C’est pourquoi l’Accord de Paris a créé le Cadre de transparence renforcé, un processus qui aide les pays à passer à un système de transparence unique et universel. En vertu de ce cadre, les pays soumettent des Rapports biennaux au titre de la transparence qui font le point sur leurs émissions de gaz à effet de serre et leurs progrès dans la mise en œuvre des mesures d’atténuation du changement climatique et d’adaptation à celui-ci, conformément à leur Contribution déterminée au niveau national (CDN).
En Afrique, ces rapports ne se limitent pas à une simple mesure des niveaux d’émissions et au suivi de l’efficacité des politiques climatiques. Dans la région, la préparation des rapports biennaux au titre de la transparence renforce les systèmes de données nationaux, permet aux experts d’acquérir de nouvelles compétences et favorise une plus grande appropriation de l’action climatique.
Le Cabo Verde, la République centrafricaine et la Namibie sont trois des pays africains qui mettent en place des systèmes de préparation des rapports résilients, gérés par les pays eux-mêmes, qui informent, cherchent à susciter une action climatique plus ambitieuse et favorisent le développement durable.
Faire progresser la transparence grâce à la coordination en République centrafricaine
Faisant partie des Pays les moins avancés (PMA), la République centrafricaine est particulièrement vulnérable face aux effets du changement climatique. Or le manque de capacités techniques du pays, l’instabilité institutionnelle et des systèmes de données lacunaires et insuffisants ont limité sa capacité à se préparer à ces effets.
Dans ce contexte, le pays a saisi l’occasion de la préparation de son premier Rapport biennal au titre de la transparence pour renforcer la coordination et améliorer les systèmes nationaux de données. Ce qui aurait pu être un défi s’est au contraire transformé en une démonstration de résilience et d’appropriation nationale croissante de la communication de rapports climatiques. La République centrafricaine est en effet devenue l’un des premiers PMA à soumettre son Rapport biennal au titre de la transparence à la Convention-cadre des Nations Unies sur les changements climatiques (CCNUCC).
Grâce à un processus inclusif et local, le pays a mis en place un réseau de groupes de travail et de coordonnateurs réunissant différents ministères, la Coordination Nationale Climat, l’Université de Bangui et des institutions locales. Cette collaboration a permis d’élaborer un plan d’action commun et de consolider les contributions des différents secteurs pour en faire une description et un inventaire nationaux cohérents.
La forêt tropicale du bassin du Congo, qui s’étend sur six pays et couvre un tiers du territoire de la République centrafricaine, constitue le plus grand puits de carbone forestier au monde.
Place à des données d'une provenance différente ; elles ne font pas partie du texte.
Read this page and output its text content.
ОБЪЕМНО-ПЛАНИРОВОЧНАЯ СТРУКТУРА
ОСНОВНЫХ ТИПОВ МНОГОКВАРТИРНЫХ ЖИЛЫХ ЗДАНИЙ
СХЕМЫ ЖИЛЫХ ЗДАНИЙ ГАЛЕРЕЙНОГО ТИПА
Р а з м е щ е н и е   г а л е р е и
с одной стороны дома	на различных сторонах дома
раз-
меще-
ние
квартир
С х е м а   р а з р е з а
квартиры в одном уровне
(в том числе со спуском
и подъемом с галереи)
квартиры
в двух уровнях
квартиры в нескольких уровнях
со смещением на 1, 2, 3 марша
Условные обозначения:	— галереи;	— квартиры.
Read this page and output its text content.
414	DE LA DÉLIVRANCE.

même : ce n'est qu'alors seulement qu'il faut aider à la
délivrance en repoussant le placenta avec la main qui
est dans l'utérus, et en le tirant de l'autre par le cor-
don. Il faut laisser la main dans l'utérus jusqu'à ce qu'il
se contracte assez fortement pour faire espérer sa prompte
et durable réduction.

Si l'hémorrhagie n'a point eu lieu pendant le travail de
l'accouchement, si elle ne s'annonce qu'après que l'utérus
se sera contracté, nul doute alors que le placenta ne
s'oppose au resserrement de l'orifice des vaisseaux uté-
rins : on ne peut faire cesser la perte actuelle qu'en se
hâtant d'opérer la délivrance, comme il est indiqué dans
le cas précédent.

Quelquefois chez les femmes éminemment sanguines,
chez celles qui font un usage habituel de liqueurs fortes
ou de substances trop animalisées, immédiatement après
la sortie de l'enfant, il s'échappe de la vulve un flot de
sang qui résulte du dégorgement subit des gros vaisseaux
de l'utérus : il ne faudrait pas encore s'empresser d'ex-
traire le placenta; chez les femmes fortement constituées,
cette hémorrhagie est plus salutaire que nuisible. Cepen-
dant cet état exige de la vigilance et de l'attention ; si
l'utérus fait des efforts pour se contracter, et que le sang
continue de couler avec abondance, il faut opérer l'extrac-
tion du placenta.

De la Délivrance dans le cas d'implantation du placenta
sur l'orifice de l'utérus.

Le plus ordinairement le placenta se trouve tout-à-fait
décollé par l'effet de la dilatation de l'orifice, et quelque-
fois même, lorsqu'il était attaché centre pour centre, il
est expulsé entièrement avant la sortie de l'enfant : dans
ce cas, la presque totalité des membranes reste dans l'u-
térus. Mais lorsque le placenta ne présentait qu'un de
Photo : PNUD République centrafricaine
Les efforts en matière de transparence sont essentiels pour aider la République centrafricaine à évaluer ses besoins en financement et en appui climatique. Photo : PNUD République centrafricaine
Parallèlement, des formations et un soutien technique ont permis de renforcer les capacités techniques du pays. Des experts travaillant dans les domaines de l’énergie, de l’agriculture et des forêts ont été formés à la mesure, à la notification et à la vérification (MNV) des données climatiques, ce qui a permis d’améliorer la qualité de ces données. En outre, grâce au Réseau francophone sur la transparence, des experts nationaux ont bénéficié d’un appui technique adapté de la part du PNUD, en collaboration avec l’Initiative de renforcement des capacités pour la transparence – Programme d’appui mondial (CBIT-GSP). Cela a aussi permis à ces experts d’entrer en contact avec leurs homologues africains afin de partager les meilleures pratiques.
Ces activités ont permis à la République centrafricaine de montrer que même dans un contexte fragile, la transparence climatique est possible. Bien que des défis subsistent, notamment la nécessité de renforcer et de conserver l’expertise nationale, d’accorder plus de place à la climatologie dans les programmes universitaires et de garantir un financement durable, le pays prévoit de créer une équipe technique multidisciplinaire consacrée à la mesure, à la notification et à la vérification, sous l’égide de la Coordination Nationale Climat. Cette équipe serait chargée de centraliser les efforts en matière de transparence et d’assurer la continuité des progrès. L’expérience du pays montre que la volonté politique, lorsqu’elle se traduit par une coordination institutionnelle forte et s’appuie sur une assistance technique adaptée, peut transformer les défis en résultats durables.
Renforcer l’appropriation nationale du processus de transparence en Namibie
La Namibie est l’un des pays d’Afrique australe les plus touchés par le changement climatique, car ses effets y sont plus forts que dans les autres pays de la région en moyenne. C’est pourquoi la Namibie s’est fortement investie dans l’action climatique et progresse désormais à grands pas en matière de transparence.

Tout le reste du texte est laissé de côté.